Just this past week, I wrote a sharply worded email to someone who had inappropriately used some intellectual property of mine on Slideshare, without attribution. He wrote back quickly in a tone of annoyance, disingenuously saying it wasn’t important and was aimed at a higher goal.  I wrote back even more sharply.

Less than 24 hours later, I received another email from the person, this time very clearly acknowledging the transgression, accepting full responsibility, and offering not only a correction but a form of restitution. I gratefully accepted, 100% – it was, after all, a totally proper apology. And I know, first hand, how easy it is to fool one’s own memory.

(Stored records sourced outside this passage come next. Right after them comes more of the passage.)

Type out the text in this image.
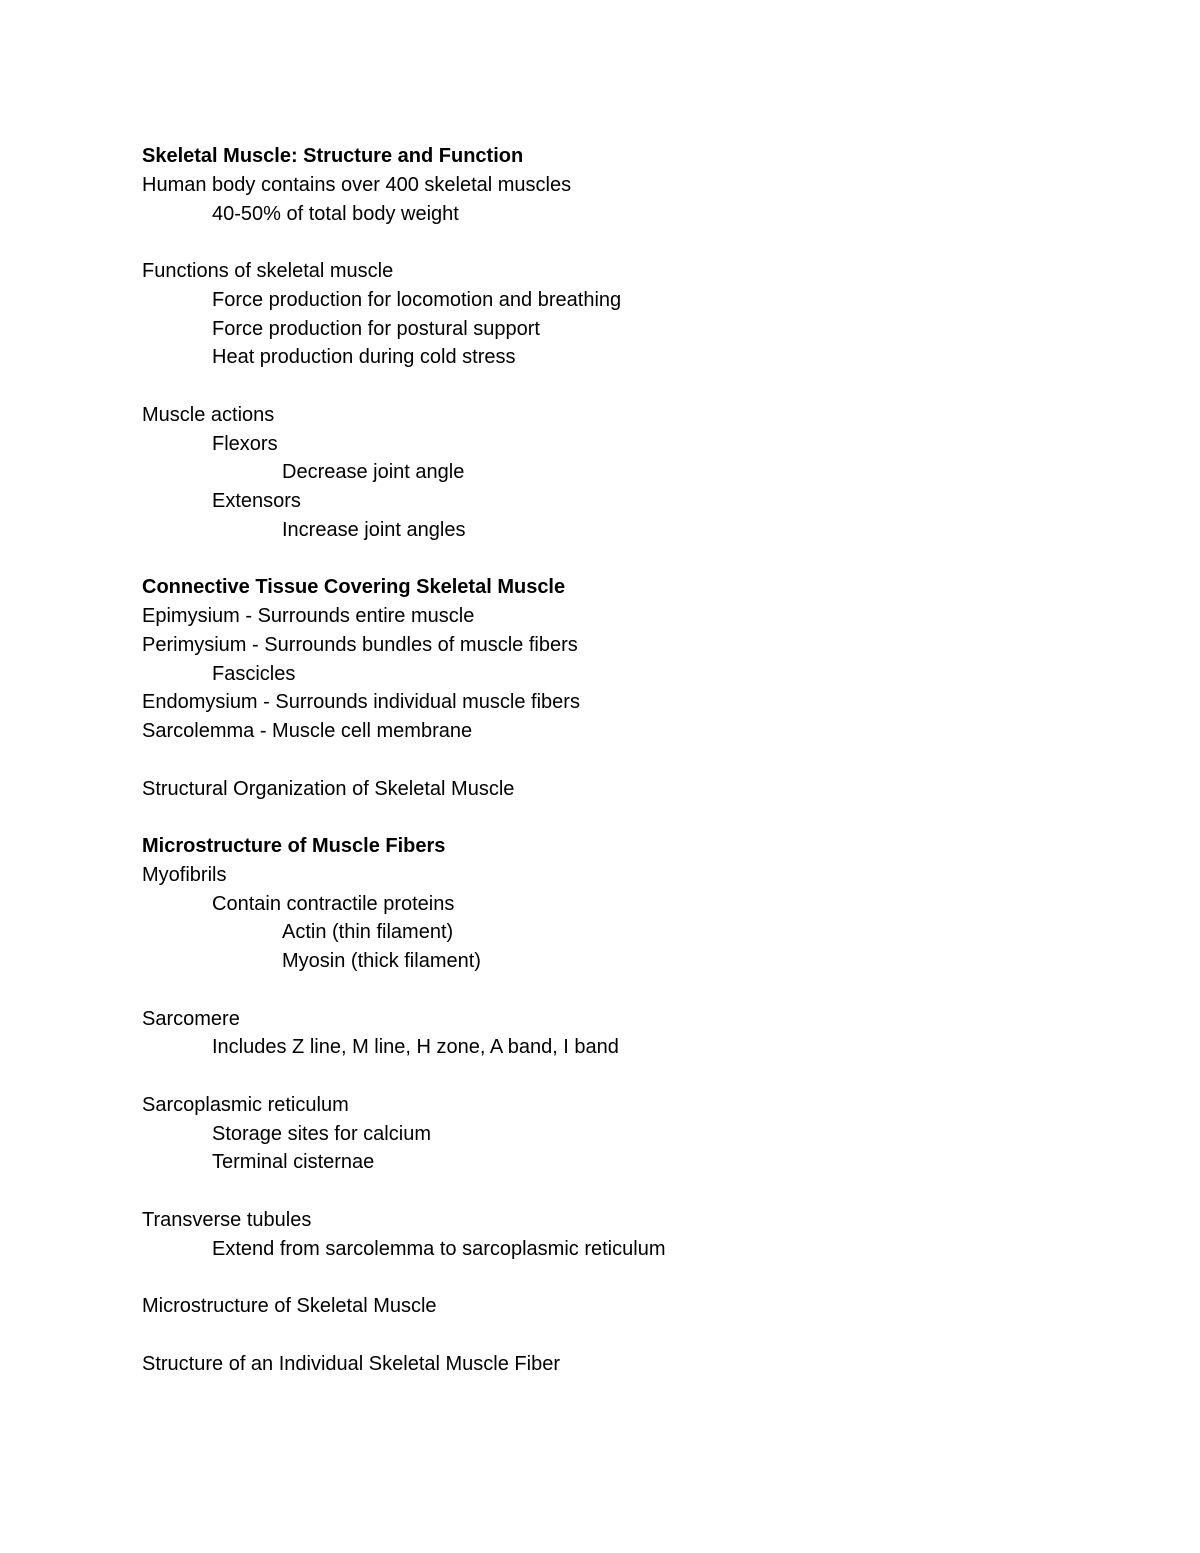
Skeletal Muscle: Structure and Function
Human body contains over 400 skeletal muscles
40-50% of total body weight
Functions of skeletal muscle
Force production for locomotion and breathing
Force production for postural support
Heat production during cold stress
Muscle actions
Flexors
Decrease joint angle
Extensors
Increase joint angles
Connective Tissue Covering Skeletal Muscle
Epimysium - Surrounds entire muscle
Perimysium - Surrounds bundles of muscle fibers
Fascicles
Endomysium - Surrounds individual muscle fibers
Sarcolemma - Muscle cell membrane
Structural Organization of Skeletal Muscle
Microstructure of Muscle Fibers
Myofibrils
Contain contractile proteins
Actin (thin filament)
Myosin (thick filament)
Sarcomere
Includes Z line, M line, H zone, A band, I band
Sarcoplasmic reticulum
Storage sites for calcium
Terminal cisternae
Transverse tubules
Extend from sarcolemma to sarcoplasmic reticulum
Microstructure of Skeletal Muscle
Structure of an Individual Skeletal Muscle Fiber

Something like this is almost certainly what’s happing with Brian Williams. His first halting attempt at apology suggested that he was involved in a higher mission, and that his intentions were good.

I strongly suspect Mr Williams is going through agonizing soul-searching right now, wondering how he could have possibly gotten things so wrong over the years. The word ‘hubris’ will be mentioned by others, and eventually I suspect he’ll see it in himself.

Trust and Apologies

There is a very simple rule, which is constantly violated by nearly all tellers-of-untruth. It is this:

Rule 1: Never, ever, under-estimate your responsibility for what happened.

  • If you were Richard Nixon, never refer to Watergate as “a two-bit burglary.”
  • If you were Bill Clinton, never suggest culpability depends on the meaning of the word ‘is.’
  • If you were Brian Williams, never suggest your error was justified by good intentions or a higher cause.

A corollary to the rule: the likelihood of your being condemned in the public’s eye increases with the square of the time you take to acknowledge Rule 1.

To recover trust, you must first acknowledge. It’s hard to over-acknowledge, and in fact we want and expect a bit of exaggeration of  responsibility – that’s how we know you “got it.” But it’s the kiss of death to under-estimate your responsibility.

And of course, you’ve got to do it soon.

Brian Williams may feel he bought himself time by voluntarily stepping down for “several days” as anchor.

My feeling is that he misunderstood the role of time; in this case, time is not on his side. He didn’t buy time – he squandered it.